The second criterion commonly used to determine the existence of a Common Article 3 armed conflict is the intensity of the violence involved. This is also a factual criterion, the assessment of which depends on an examination of events on the ground. Pursuant to international jurisprudence, indicative factors for assessment include:

the number, duration and intensity of individual confrontations, the type of weapons and other military equipment used, the number and calibre of munitions fired, the number of persons and types of forces partaking in the fighting, the number of casualties, the extent of material destruction, and the number of civilians fleeing combat zones. The involvement of the UN Security Council may also be a reflection of the intensity of a conflict.

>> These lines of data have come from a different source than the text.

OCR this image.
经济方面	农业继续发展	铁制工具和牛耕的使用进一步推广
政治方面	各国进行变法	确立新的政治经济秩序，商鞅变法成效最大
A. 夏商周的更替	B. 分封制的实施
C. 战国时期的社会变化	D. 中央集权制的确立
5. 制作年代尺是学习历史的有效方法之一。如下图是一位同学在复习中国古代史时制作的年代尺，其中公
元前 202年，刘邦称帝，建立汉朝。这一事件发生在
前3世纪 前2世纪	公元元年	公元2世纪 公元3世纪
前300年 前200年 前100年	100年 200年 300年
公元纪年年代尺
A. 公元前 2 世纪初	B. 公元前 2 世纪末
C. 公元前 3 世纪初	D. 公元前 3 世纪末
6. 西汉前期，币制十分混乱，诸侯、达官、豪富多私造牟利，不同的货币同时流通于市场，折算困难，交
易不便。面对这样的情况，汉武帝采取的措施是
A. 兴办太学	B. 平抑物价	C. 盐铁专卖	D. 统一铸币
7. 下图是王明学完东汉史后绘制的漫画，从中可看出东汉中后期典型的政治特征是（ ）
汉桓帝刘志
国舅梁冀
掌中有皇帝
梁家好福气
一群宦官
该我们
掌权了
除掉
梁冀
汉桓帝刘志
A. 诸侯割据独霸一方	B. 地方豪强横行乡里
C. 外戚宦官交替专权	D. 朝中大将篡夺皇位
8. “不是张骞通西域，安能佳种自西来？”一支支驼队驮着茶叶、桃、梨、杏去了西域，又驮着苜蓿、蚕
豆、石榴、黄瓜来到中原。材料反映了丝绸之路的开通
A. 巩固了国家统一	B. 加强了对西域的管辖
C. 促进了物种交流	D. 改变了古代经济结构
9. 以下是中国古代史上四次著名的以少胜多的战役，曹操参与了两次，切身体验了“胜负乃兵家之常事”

certain NIACs originating within the territory of a single state between government armed forces and one or more organized armed groups have also been known to ‘spill over’ into the territory of neighbouring states. Leaving aside other legal issues that may be raised by the incursion of foreign armed forces into neighbouring territory (violations of sovereignty and possible reactions of the armed forces of the adjacent state that could turn the fighting into an international armed conflict), it is submitted that the relations between parties whose conflict has spilled over remain at a minimum governed by Common Article 3 and customary IHL. This position is based on the understanding that the spill over of a non-international armed conflict into adjacent territory cannot have the effect of absolving the parties of their IHL obligations simply because an international border has been crossed. The ensuing legal vacuum would deprive of protection both civilians potentially affected by the fighting and persons who fall into enemy hands.

It is ironic that the ICRC can define what very well suits the conflict going on between Turkey, Iran, Syria and the PKK but not find it worth even being mentioned.

Is there more than that meets the eye?